Tree API¶
-
class
msitrees.tree.MSIDecisionTreeClassifier(**kwargs)¶ MSI Decision Tree Classifier
Based on breadth-first tree traversal, this no-hyperparameter tree building algorithm tries to create new decision nodes by performing temporary split for each candidate node (at any point of time all current leaves are considered candidate) one by one, and keeping one which decreases overall cost function the most. New branches created with this operation are added to candidate pool. Best split points are estimated with gini based information gain. Training ends when any new split would only add needless complexity to the tree.
Cost function follows paper implementation [1] based on harmonic mean of model inaccuracy and surfeit, but with modifications to approximation of I(X, M) for performance and reusability reasons.
-
root¶ Root of a decision tree.
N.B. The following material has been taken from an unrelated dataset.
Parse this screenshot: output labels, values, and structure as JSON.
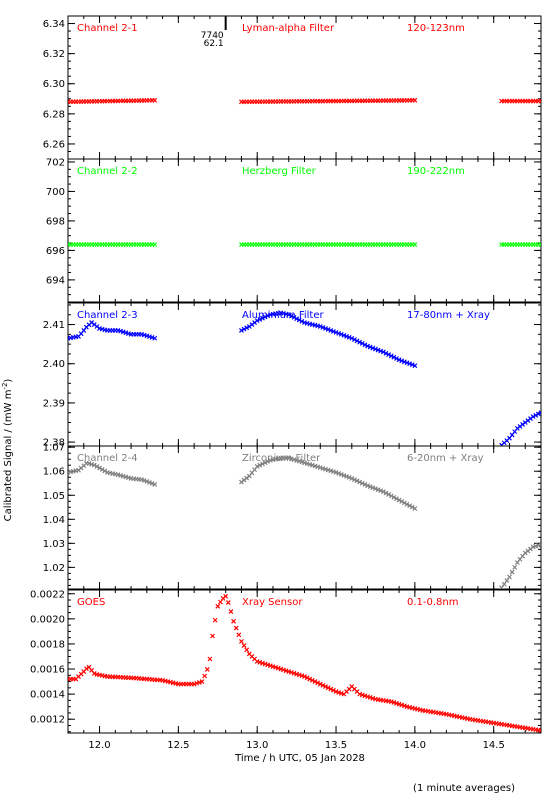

All decision and leaf nodes are children of this node.
- Type
MSINode
-
fitted¶ Boolean variable indicating if tree was previously fitted.
- Type
bool
-
shape¶ Shape of dataset X with (n_samples, n_features) or None if tree was not yet fitted.
- Type
tuple
-
ncls¶ Number of classification categories or None if tree was not yet fitted.
- Type
int
-
ndim¶ Number of dataset X dimensions. 1 if n_features eq 1, 2 if n_features > 1 or None if tree was not yet fitted.
- Type
int
-
importances¶ Array with feature importances or None if tree was not fitted.
- Type
np.ndarray
References
Examples
>>> from msitrees.tree import MSIDecisionTreeClassifier >>> from sklearn.datasets import load_iris >>> from sklearn.model_selection import cross_val_score >>> data = load_iris() >>> clf = MSIDecisionTreeClassifier() >>> cross_val_score(clf, data['data'], data['target'], cv=10) ... array([1. , 1. , 1. , 0.93333333, 0.93333333, 0.8 , 0.93333333, 0.86666667, 0.8 , 1. ])
-
property
feature_importances_¶ Returns feature importances
Each feature importance is calculated as normalized sum of gini based information gain at nodes where split was made on that particular feature.
- Returns
importances – Normalized array of feature importances.
- Return type
np.ndarray
-
fit(x: Union[numpy.ndarray, pandas.core.frame.DataFrame, pandas.core.series.Series], y: Union[numpy.ndarray, pandas.core.series.Series]) → msitrees.tree.MSIDecisionTreeClassifier¶ Fits decision tree to training dataset.
- Parameters
x (np.ndarray) – Training data of shape (n_samples, n_features) or (n_samples, ). All values have to be numerical, so perform any required encoding before calling this method.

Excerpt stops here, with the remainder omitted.